(Seven) Separate Ways (2004)

for oboe, clarinet, bassoon, violin, 'cello, piano and percussion   -   15 minutes

FRANK STEMPER

NOTES

(Seven) Separate Ways is the second septet I have written for the Archaeus Ensemble of Romania and is dedicated to my teacher, Andrew Imbrie.

This music concerns the divergence of pulsed music and that, which is rhythmically “free.”  Music either implies a beat or it doesn’t. (I continually wonder if there might be a third possibility at this very basic level?)  Pulsed music seems confined, contrived, trapped, repetitious and quite primitive, but it is fun and seems to encourage a hidden and unified audience participation (foot tapping, for example). Pulsed music is primitive, but discovering a musical beat was one of the first accomplishments by modern man – sound without pulse must have occurred prior to that event.  Non-pulsed music seems liberated, more expressive and for some reason more sophisticated, but it is also promotes introspection, subjectively amplifying individual differences and, thus, dividing the listeners.
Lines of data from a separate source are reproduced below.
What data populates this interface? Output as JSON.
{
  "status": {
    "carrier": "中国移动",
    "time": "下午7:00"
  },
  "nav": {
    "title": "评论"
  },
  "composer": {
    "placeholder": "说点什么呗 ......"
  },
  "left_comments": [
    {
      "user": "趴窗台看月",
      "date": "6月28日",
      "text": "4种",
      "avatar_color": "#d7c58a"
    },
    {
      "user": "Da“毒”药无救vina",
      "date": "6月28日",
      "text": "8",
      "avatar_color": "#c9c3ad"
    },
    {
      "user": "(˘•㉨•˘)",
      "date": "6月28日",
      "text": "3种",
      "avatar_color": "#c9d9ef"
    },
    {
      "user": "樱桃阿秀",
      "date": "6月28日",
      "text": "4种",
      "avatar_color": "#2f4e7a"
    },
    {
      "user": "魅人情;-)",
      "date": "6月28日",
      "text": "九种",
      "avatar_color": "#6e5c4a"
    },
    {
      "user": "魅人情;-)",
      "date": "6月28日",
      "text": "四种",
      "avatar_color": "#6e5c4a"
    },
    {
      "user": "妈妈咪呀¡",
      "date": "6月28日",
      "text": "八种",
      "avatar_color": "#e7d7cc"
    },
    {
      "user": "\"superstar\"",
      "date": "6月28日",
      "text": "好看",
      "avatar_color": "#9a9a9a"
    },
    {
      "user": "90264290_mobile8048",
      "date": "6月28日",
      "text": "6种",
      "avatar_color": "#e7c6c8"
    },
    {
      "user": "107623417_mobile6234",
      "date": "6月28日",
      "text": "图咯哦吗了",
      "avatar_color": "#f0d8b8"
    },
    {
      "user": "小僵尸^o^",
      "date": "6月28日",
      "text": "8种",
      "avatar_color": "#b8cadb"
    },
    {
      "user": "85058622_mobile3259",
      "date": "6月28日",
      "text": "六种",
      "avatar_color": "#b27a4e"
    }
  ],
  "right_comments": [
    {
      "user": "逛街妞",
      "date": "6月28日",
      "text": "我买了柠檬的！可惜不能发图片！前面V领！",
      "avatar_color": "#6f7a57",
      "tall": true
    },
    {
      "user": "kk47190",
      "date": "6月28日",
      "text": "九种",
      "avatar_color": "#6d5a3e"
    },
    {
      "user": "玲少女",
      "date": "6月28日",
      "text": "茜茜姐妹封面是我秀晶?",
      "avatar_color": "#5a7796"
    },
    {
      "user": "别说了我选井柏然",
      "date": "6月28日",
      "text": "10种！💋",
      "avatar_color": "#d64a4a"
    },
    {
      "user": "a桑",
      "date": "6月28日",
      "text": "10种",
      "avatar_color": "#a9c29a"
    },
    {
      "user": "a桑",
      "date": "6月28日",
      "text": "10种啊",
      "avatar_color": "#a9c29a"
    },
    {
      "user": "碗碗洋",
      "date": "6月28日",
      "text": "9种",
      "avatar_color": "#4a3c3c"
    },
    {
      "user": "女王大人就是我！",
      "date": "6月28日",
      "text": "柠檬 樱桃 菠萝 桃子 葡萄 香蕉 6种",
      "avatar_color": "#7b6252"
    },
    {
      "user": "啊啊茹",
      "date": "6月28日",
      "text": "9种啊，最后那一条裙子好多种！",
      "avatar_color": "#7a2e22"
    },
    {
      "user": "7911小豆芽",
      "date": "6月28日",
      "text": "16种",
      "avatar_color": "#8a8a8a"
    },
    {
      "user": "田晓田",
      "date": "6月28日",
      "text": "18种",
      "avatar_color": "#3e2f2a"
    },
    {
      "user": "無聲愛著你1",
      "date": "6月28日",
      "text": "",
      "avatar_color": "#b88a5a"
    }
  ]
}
It is, of course, possible to have music that is pulsed on one level, but quite free on another.  Does this, then, allow for audiences to react collectively separate, individually communal, apart – together??  The title reflects this principle of human association: it is possible for a group of individuals to maintain their individuality while also maintaining their connection.  If a relationship is nurtured, it expands, and it will ultimately allow for the two or more individuals to change over time, perhaps growing apart in philosophy and desire, but retaining a very basic, and surprisingly primitive bond.  The bond is love.